MBAC Fertilizer’s production milestone

Facilities at MBAC Fertilizer's Itafos Arraias phosphate project in Brazil. Source: MBAC Fertilizer Facilities at MBAC Fertilizer's Itafos Arraias phosphate project in Brazil. Source: MBAC Fertilizer

MBAC Fertilizer (TSX: MBC; US-OTC: MBCFF) has started producing single super phosphate (SSP) powder at its Itafos Arraias project in central-northern Brazil — an area the government is calling the country’s new agricultural frontier.

The Toronto-based junior expects to deliver granulated SSP to settle contracts later this month, and believes that the mine will reach nominal production in the last quarter. Management says it will be able to sell into Brazil’s upcoming planting season.

The project straddles Tocantins to the north and Goias to the south, and is a four- to five-hour drive from Brasilia. MBAC acquired it in October 2008.

“We’ve accomplished quite a lot in difficult financial markets,” Stephen Burleton, MBAC’s vice-president of corporate development, says in an interview. 

One of the project’s unique features is its location in an area that over the last 15 years has been developed into an agricultural region, he says. “The soil in the area doesn’t have a lot of nutrients — it’s very old soil — so the Brazilian government and other entities in the country have improved it by using fertilization techniques, seeding technology, farming technology and inputs, and they have been able to take this soil and make it productive,” he says.

MBAC plans to sell its SSP locally so that the company has an advantage over other integrated producers in the country, he adds, because most of them are anywhere from 700 to 1,000 km away. Transportation in Brazil is typically by road, and transporting bulk commodities costs 6–7¢ per tonne, per kilometre. “All the major integrated producers are in the south . . . so for them to transport their product into our area gives us a huge cost advantage,” he says.

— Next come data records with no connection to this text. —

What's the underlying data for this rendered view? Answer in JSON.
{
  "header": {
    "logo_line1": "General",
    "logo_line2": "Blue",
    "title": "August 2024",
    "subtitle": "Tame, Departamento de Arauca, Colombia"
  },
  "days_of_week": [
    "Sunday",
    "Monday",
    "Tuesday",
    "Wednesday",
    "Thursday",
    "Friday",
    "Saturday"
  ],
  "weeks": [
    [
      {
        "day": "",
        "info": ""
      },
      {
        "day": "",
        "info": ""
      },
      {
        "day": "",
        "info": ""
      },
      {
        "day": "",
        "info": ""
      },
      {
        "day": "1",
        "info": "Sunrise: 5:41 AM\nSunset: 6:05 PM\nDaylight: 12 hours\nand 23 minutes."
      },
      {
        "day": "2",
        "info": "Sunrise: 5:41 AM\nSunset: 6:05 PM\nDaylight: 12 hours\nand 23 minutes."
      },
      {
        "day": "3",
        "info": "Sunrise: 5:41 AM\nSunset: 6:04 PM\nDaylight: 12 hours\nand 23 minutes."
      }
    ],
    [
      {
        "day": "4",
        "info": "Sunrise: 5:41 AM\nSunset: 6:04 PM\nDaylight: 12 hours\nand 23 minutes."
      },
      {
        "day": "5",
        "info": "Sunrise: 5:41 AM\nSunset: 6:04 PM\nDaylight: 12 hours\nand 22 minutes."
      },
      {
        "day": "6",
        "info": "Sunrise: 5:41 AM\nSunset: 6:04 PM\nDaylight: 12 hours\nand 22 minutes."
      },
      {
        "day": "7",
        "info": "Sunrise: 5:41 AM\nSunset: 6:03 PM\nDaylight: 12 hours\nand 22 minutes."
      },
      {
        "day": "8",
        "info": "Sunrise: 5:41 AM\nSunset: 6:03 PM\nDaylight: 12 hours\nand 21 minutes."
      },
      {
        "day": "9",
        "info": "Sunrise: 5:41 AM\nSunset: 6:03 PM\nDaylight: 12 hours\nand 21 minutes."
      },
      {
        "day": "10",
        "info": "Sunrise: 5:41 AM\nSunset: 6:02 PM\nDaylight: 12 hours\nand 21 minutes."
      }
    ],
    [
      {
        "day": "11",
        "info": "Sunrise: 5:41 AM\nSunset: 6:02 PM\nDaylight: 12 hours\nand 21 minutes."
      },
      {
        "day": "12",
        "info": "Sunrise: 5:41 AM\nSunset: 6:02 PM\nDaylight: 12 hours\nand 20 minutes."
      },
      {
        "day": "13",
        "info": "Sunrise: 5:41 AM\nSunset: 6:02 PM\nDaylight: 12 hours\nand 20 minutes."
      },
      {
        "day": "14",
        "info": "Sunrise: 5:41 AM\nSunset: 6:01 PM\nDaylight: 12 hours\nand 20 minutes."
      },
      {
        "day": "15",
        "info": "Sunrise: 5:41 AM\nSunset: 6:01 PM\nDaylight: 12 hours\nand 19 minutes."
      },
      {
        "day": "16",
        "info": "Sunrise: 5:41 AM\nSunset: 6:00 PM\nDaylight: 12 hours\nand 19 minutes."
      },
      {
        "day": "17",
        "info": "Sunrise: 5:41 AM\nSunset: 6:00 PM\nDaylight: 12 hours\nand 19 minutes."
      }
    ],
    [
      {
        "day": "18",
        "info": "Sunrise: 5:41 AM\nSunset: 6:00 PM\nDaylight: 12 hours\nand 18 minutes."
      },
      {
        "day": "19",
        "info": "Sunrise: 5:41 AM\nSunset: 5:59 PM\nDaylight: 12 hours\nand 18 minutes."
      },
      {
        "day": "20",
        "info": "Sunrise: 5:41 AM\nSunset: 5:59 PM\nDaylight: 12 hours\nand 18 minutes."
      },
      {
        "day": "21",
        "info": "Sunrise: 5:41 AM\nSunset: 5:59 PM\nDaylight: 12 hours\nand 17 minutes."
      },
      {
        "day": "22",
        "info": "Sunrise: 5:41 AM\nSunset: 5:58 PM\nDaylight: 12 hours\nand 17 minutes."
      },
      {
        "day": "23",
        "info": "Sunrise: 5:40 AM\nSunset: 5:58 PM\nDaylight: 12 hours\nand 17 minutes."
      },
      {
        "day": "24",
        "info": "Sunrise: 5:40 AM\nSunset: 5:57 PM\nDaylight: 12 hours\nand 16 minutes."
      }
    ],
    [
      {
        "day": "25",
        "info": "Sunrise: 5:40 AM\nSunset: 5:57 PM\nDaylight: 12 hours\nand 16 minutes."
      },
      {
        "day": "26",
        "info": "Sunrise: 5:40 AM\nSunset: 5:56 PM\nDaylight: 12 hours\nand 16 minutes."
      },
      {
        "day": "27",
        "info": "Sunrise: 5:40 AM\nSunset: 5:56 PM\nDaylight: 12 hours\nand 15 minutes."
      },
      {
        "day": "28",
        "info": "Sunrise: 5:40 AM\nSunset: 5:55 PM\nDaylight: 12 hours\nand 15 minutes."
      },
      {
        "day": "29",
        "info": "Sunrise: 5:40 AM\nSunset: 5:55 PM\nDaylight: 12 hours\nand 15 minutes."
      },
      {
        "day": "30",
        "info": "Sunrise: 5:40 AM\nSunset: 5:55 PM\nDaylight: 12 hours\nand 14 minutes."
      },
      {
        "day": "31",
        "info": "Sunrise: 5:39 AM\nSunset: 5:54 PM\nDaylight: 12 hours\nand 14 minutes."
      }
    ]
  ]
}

The so-called agricultural frontier also happens to be the fastest-growing agricultural area in the country, Burleton notes, and agriculture is the fastest-growing sector of the economy.

Brazil imports 70% of the fertilizer it needs, and the government is introducing policies to promote domestic fertilizer production. “Because agriculture is such a big part of their economy, they don’t want to be held captive by other countries,” Burleton says.  “The agriculture business is something that Brazil is focused on, and they understand that it’s a driver in their economy.”

The open-pit operation has a 4.5-year payback and a 19-year mine life, with an average ore grade of 5.08% phosphate (P2O5). 

At full capacity the beneficiation plant is expected to generate 330,000 tonnes per year of phosphate rock concentrate at 28% P2O5. The phosphate concentrate will be used to produce 500,000 tonnes a year of SSP. The company is looking into a second development phase that could double production as early as 2015. Reserves stand at 64.8 million tonnes grading 5.08% P2O5. The project’s net present value is US$254.2 million, with a 21% internal rate of return at a 10% discount rate.

Like many other companies in recent years, however, MBAC had to spend more capital on building the project than initially estimated.  In April the company announced that total capex would climb to US$323.1 million, up US$47.1 million, or 17% from its January estimate.

Last year, unseasonably wet weather, delays in negotiating land acquisitions with local farmers, a geological fault discovered in the water-dam axle, delays in delivering imported equipment and required approvals from the Brazilian government conspired to slow development and raise costs. 

Joel Jackson of BMO Capital Markets has a $3 target price on the stock, which is above its current share price of $2.12 per share, but within the company’s 52-week trading range of $1.32 to $3.94.

“The milestones keep coming,” Jackson writes in a research note. “We understand the granulation plant had been the last component to complete, so all of these announcements make sense, and seem on pace with recent management timelines.”

The phosphate mineralization occurs in lower siltstone sections of the Sete Lagoas formation belonging to the Bambui Group, a Neoproterozoic carbonate sequence that developed in an intra-cratonic basin on the margins of a granitic craton basement (the Sao Francisco craton).

According to MBAC, the favourable siltstone sequence has been identified several tens of kilometres north and south of the original showings, and hosts several phosphate occurrences in addition to those around Arraias.

Itafos Arraias is not the company’s only project.  The “crown jewel” in its portfolio, Burleton says, is actually the Santana project, just north of Mato Grosso. Santana will come on stream in early 2016. Proven and probable reserves stand at 44.9 million tonnes grading 12.1% P2O5.

“Santana has high phosphate grades — if not the highest in Brazil, one of the highest — and its location is as good, if not better, than Itafos,” he says.